Nagle usłyszałam pisk opon i niemal nie
dostałam zawału. Jakiś wariat jechał szalenie szybko swoim
żarówkowo-pomarańczowym samochodem i ledwo zatrzymał się przed psem „przechodzącym”
przez drogę. Że też tacy ludzie dostają prawko! A potem dziwić się
wypadkom!
Przewróciłam oczami i wróciłam na łóżko.
Zmierzyłam sobie cukier i widząc że jak zwykle wszystko jest ok, zabrałam się
za czytanie mojej ulubionej książki.
***
Kolejne dni mijały dość szybko. Z racji
tego, że nie znałam tu nikogo, większość czasu spędzałam w domu na rozmowach z
mamą i panią Polą, czytaniu książek i opalaniu się przed domem – tak tak,
pogoda czasem na to pozwalała. Kilka razy byłam też na mieście, rozeznałam się
w pobliskich sklepach i stwierdziłam, że jest tu prawie jak w Polsce.
Prawie.
Nim spostrzegłam, nadszedł mój wielki
dzień – pierwszy w nowej szkole. Wspominałam już, że cholernie się bałam?

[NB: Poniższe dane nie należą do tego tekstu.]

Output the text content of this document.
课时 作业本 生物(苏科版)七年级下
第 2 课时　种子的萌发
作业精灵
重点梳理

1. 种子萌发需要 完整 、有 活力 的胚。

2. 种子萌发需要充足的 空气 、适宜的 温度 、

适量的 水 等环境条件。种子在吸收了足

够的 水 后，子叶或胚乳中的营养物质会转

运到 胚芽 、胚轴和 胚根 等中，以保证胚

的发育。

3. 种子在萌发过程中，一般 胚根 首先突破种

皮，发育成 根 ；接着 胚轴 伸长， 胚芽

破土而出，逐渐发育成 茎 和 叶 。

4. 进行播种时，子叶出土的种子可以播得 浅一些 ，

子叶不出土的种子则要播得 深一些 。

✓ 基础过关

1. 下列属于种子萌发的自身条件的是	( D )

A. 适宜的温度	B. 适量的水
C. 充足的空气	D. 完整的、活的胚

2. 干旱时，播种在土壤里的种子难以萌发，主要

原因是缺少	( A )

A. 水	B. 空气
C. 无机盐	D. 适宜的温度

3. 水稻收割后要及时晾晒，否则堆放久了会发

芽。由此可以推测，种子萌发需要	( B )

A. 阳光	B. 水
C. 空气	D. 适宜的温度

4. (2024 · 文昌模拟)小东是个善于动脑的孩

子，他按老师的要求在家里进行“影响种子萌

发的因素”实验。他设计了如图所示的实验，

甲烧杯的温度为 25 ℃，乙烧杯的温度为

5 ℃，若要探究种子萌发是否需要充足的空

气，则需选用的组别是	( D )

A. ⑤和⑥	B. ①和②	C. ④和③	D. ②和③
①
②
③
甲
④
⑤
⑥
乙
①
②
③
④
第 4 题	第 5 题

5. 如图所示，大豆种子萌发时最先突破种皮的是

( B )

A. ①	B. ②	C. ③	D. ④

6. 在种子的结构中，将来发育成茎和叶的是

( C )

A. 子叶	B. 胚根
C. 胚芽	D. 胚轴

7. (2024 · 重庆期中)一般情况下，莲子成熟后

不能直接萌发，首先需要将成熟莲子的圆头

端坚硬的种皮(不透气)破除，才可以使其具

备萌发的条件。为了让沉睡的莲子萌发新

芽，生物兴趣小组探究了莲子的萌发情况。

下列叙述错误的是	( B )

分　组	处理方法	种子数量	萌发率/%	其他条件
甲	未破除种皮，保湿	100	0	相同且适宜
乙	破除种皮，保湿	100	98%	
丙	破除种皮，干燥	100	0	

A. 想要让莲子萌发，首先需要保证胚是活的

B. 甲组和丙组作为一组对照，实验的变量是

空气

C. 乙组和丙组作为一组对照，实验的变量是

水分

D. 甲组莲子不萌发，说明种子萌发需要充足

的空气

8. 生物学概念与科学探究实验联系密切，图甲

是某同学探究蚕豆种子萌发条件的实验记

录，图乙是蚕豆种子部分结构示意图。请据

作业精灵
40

Bałam się czy dam radę z nauką, jak przyjmą mnie nauczyciele i co najważniejsze
– koledzy. Oni znają się już od roku, a ja jak intruz wkroczę teraz na ich
teren. Śmieszne, nie?
Od rana cholernie bolał mnie brzuch. Tak
już miałam, że cały mój stres kumulował się właśnie w tej części ciała. Nie
jedząc śniadania, zrobiłam sobie delikatny makijaż, ubrałam się w białą bluzkę
i czarną spódnicę – jedyną jaką miałam, nienawidzę spódnic – i ruszyłam w
kierunku szkoły. Budynek, do którego zmierzałam, znajdował się jakieś 3 km od
mojej kamienicy. Spokojnie doszłabym tam pieszo, gdyby nie fakt że zachciało mi
się szpilek. Zresztą też jedynych jakie miałam i przy okazji strasznie
niewygodnych. Już po pierwszych kilku krokach czułam, że to będzie ciężka
przeprawa. Poza tym, kto wpadł na pomysł, żeby chodniki wykładać brukiem?
Musiałam iść poboczem i w kółko uważać, żeby nie skręcić za bardzo w bok i nie
wejść pod jakiś samochód. Uwierzcie, że panowanie nad swoimi nogami, było w tym
momencie prawie tak samo trudne, jak po alkoholu. Zacisnęłam zęby i nieco
kaczkowatym krokiem ruszyłam dalej. Cholera, nie dam rady. Wrzasnęłam cicho i
spróbowałam zrobić kolejny krok. Boże, jak boli! Czemu ta mama nie ma
samochodu? I po cholerę kupiłam takie niewygodne szpilki?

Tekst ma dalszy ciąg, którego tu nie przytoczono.